The bylaw was the subject of a public hearing at councils July 3 meeting, where consultant Sharon Jensen, of Jensen Resort Planning, argued that the uses allowed under the proposed rezoning are not economically viable.
The land in question, Lot 3, was zoned for a recreational vehicle park in 1981. Zen applied to develop the RV park on the environmentally sensitive site this year after the municipality rejected a development proposal which included adjacent lands owned by Zen.
Zens property, Lot 3 and three adjacent parcels, totals 111 acres. His development proposal originally involved a mix of 16 single family lots and 47 townhouses, as well as 820 employee-restricted bed units. In turn, 67 per cent of the lands would be preserved. The proposal later evolved to include preservation of 80 per cent of the land, including all the wetlands, and reduced the number of single family lots.
The municipality countered with an offer to buy all of Zens land for $5.7 million. Several options involving the transfer of development rights to other pieces of land in the valley were also proposed.
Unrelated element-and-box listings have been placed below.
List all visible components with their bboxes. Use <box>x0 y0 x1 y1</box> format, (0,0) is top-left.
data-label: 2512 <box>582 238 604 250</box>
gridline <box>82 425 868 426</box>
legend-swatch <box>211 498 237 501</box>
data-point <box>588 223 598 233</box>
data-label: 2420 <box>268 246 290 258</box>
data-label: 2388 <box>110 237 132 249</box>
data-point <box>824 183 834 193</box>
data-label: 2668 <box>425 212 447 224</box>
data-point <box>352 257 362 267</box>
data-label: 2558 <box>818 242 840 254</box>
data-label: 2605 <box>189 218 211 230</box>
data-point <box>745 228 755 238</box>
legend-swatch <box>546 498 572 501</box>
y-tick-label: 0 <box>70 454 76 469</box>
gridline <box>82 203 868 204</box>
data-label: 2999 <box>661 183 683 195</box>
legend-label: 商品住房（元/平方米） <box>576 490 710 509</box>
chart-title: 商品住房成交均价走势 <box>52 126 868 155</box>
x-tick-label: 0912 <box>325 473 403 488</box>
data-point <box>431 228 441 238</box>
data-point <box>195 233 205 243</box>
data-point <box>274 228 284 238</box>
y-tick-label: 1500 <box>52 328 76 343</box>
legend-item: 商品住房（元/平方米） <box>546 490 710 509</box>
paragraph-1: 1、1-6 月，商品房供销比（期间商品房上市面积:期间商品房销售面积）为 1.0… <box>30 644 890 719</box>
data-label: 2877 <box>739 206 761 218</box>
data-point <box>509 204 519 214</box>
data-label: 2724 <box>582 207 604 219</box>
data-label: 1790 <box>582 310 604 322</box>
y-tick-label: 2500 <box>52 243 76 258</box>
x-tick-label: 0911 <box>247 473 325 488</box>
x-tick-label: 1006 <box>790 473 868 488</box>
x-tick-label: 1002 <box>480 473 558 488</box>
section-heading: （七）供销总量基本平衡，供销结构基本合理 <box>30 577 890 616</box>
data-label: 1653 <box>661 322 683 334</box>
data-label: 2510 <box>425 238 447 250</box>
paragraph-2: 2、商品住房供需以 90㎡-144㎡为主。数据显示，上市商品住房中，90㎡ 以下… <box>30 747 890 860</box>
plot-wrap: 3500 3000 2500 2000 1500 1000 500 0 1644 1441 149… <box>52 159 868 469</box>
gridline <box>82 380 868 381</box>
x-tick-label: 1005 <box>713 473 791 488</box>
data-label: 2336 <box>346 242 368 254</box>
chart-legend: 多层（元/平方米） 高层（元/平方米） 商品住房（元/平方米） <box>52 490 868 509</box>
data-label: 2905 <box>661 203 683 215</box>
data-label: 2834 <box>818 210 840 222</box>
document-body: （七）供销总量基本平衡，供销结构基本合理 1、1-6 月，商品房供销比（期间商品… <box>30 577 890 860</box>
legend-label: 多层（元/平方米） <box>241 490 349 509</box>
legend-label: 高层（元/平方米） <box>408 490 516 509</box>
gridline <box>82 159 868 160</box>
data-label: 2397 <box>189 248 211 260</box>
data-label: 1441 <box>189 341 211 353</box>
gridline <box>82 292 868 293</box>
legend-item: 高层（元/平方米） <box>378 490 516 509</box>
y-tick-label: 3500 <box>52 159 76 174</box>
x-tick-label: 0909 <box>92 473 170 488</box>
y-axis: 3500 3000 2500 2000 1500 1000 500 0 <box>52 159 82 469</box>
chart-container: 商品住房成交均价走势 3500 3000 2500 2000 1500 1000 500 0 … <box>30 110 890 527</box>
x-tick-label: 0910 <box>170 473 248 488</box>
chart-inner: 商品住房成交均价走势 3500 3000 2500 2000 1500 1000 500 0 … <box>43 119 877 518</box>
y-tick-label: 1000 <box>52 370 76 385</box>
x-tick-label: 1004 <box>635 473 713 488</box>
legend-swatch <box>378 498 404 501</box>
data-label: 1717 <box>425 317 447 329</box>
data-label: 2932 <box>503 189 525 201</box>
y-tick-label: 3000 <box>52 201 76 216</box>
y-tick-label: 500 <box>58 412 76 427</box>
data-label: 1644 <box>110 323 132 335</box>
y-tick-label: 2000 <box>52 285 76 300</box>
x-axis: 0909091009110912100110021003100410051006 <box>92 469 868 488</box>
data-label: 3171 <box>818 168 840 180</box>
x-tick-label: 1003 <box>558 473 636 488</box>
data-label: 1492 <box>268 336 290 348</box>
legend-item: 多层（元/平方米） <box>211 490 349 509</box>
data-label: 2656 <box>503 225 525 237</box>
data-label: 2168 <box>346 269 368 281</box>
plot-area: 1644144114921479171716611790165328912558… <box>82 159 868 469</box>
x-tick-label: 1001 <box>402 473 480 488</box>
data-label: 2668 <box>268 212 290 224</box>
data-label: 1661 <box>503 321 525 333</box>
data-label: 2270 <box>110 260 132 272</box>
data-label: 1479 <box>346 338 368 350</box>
Zen rejected the offers and then moved to develop his lands as current zoning allows: the RV park and three estate homes.
The municipality responded with the bylaws to downzone Lot 3 to a new Protected Area Network zoning. Under the proposed zoning the only permitted uses of the land would be for a conservation park, unsheltered eco-tourism uses or an unsheltered school providing instruction in eco-tourism or other nature-based programs.
Jensen argued that the limitations imposed in the proposed downzoning would not make any sort of tourism business viable.
"Unless the municipality knows of examples, none of the uses listed in the PAN bylaw is economically viable," Jensen said at the public hearing.
The municipalitys move to downzone the property for environmental preservation is backed up by a Supreme Court decision. Last year the court upheld North Vancouvers downzoning of a piece of land for environmental preservation.
Eckhard Zeidler, representing the Association of Whistler Area Residents for the Environment, spoke in favour of the downzoning at the July 3 public hearing, saying any development of the land is inappropriate until a complete protected area network strategy is done. AWARE members reviewed and rejected Zens proposal last fall.